Leaving threatening posters: Mexico: Gunmen kill eleven people in bars

In recent years, the Mexican state of Guanajuato has become a center of violence. Two drug cartels compete for power in the region. Several people are now dead in an attack on two bars and a hotel in the city of Celaya.

Eleven people have been killed in an attack on two bars and a hotel in Mexico. According to the police, seven women and three men died on Tuesday night (local time) at the crime scene in the city of Celaya in the central Mexican state of Guanajuato. According to media reports, another victim later succumbed to his injuries in hospital.

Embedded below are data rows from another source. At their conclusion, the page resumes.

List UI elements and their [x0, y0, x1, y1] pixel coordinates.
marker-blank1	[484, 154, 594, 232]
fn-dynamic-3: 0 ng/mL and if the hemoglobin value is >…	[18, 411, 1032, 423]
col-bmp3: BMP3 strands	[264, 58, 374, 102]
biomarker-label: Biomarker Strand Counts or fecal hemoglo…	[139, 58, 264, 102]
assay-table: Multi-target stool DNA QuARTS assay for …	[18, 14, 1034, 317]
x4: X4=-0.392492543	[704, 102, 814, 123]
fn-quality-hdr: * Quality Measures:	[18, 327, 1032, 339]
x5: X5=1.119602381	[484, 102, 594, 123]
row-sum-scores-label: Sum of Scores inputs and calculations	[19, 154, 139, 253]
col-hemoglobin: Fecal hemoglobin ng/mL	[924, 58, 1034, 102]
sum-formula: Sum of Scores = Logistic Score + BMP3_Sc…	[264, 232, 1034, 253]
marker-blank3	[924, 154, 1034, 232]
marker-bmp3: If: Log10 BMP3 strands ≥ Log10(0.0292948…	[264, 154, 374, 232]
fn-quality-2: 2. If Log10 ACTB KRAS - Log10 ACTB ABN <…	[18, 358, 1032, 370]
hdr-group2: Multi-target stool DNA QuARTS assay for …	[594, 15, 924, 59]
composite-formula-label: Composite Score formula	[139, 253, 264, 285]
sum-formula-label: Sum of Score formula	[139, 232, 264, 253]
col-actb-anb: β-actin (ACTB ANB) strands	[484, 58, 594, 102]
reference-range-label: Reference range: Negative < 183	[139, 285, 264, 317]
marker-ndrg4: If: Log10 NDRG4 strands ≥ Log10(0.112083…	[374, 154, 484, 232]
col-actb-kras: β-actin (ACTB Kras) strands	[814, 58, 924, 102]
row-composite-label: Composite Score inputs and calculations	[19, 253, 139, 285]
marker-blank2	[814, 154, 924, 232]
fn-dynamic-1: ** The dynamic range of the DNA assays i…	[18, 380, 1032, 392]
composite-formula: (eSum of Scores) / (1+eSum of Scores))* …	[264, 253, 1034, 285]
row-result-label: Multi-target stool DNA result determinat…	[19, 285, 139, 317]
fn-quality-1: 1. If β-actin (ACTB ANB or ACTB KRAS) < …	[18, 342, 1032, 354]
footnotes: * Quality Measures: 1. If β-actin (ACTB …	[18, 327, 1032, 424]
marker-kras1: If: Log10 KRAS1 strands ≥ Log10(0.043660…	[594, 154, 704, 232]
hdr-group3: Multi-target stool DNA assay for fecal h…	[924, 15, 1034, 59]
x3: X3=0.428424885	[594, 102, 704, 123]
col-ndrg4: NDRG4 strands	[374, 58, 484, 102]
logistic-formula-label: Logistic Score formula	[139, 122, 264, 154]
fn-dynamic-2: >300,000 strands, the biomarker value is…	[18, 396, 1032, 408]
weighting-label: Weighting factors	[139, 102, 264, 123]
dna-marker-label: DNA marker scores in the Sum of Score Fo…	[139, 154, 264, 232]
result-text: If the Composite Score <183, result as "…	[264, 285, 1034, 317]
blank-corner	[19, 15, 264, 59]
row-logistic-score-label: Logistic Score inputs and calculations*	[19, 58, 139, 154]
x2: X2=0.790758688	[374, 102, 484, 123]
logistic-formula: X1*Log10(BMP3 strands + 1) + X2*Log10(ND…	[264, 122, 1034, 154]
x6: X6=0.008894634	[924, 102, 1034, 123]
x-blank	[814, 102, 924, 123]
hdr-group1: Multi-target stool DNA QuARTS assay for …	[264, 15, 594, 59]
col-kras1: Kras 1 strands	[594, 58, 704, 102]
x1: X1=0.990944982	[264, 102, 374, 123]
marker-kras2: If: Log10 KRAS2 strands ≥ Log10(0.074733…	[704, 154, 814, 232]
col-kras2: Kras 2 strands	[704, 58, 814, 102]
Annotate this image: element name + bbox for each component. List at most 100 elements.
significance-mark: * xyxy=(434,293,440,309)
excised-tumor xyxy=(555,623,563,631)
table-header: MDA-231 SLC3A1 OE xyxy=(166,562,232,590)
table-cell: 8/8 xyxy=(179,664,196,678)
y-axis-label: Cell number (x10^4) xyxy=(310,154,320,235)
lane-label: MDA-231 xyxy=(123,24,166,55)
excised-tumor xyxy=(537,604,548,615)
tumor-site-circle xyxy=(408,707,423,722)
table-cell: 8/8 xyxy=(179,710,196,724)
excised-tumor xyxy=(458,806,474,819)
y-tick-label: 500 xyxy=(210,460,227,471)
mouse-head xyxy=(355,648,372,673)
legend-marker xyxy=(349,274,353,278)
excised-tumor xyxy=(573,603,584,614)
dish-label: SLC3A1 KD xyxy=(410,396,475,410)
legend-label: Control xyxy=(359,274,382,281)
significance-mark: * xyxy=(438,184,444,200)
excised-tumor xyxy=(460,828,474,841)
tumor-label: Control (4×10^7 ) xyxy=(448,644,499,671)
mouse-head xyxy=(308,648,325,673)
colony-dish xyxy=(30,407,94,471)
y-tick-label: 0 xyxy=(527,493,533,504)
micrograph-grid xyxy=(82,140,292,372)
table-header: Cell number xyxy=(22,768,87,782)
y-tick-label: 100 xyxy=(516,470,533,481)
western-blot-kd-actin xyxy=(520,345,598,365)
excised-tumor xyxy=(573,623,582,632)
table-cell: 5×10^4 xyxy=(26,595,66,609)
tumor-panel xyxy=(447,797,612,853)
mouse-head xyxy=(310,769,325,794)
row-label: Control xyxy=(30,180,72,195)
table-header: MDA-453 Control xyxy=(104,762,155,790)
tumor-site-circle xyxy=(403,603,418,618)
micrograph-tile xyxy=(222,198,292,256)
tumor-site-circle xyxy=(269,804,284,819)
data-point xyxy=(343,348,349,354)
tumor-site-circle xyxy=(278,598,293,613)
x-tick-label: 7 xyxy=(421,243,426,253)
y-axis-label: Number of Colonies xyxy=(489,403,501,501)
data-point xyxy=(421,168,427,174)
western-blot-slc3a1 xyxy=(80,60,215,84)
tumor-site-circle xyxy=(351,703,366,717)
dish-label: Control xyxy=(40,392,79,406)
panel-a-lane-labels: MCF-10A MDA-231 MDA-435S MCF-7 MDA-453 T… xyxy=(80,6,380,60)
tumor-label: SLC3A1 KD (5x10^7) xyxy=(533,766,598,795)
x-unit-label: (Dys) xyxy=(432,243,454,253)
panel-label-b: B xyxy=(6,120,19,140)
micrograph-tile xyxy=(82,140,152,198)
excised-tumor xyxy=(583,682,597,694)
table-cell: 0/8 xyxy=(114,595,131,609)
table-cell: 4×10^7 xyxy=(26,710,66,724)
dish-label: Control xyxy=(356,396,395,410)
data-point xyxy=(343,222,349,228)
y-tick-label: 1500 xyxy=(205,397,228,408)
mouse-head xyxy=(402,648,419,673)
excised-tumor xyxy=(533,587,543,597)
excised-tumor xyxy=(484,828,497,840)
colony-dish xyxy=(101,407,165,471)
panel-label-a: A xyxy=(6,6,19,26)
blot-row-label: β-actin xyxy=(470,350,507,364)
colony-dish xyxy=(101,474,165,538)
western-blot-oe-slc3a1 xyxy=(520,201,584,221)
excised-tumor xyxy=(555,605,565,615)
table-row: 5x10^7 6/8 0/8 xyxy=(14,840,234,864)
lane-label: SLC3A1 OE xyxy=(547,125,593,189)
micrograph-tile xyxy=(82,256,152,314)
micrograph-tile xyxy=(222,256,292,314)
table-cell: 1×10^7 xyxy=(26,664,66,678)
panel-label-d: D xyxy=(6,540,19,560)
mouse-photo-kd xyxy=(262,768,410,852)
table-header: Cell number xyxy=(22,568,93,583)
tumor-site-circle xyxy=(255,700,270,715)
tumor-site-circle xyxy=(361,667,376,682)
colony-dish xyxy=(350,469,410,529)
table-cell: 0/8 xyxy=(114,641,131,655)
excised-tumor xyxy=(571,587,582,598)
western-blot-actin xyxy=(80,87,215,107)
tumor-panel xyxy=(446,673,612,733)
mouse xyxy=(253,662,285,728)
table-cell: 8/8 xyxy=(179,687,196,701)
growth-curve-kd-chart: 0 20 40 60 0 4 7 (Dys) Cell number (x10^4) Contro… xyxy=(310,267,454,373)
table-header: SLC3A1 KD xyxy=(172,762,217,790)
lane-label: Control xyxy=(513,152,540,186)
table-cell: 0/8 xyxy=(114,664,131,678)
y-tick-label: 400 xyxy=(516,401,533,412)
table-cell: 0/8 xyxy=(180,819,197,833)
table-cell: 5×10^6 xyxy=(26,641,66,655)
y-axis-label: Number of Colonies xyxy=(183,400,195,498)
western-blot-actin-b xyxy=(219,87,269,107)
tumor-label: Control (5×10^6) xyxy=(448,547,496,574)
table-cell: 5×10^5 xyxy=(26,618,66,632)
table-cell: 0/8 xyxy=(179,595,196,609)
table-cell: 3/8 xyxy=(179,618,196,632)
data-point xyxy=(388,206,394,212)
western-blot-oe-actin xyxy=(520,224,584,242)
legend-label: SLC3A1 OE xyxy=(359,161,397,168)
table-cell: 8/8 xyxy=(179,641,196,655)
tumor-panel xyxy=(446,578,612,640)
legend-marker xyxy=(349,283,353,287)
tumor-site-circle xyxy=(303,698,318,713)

The police had been alerted to an attack with firearms, the security authorities said. When they arrived, officers found the dead and two injured in adjacent bars. A hotel was also attacked, according to the newspaper "El Sol del Bajío". The perpetrators left posters with alleged threats by the Santa Rosa de Lima crime syndicate against the rival cartel Jalisco Nueva Generación. Incendiary devices were also thrown against the facades of the bars.

The state of Guanajuato - a prosperous industrial hub - has become one of Mexico's most violent regions. The drug cartels Santa Rosa de Lima and Jalisco Nueva Generación face each other there as rivals. In addition to drugs, this also involves the smuggling of stolen fuel. According to official figures, Guanajuato ranks second among Mexico's 32 regions with 933 homicides this year.

In 2021, an average of 94 murders per day were recorded in Mexico. More than 340,000 murders have been counted since December 2006, when the government launched the controversial war on drug gangs.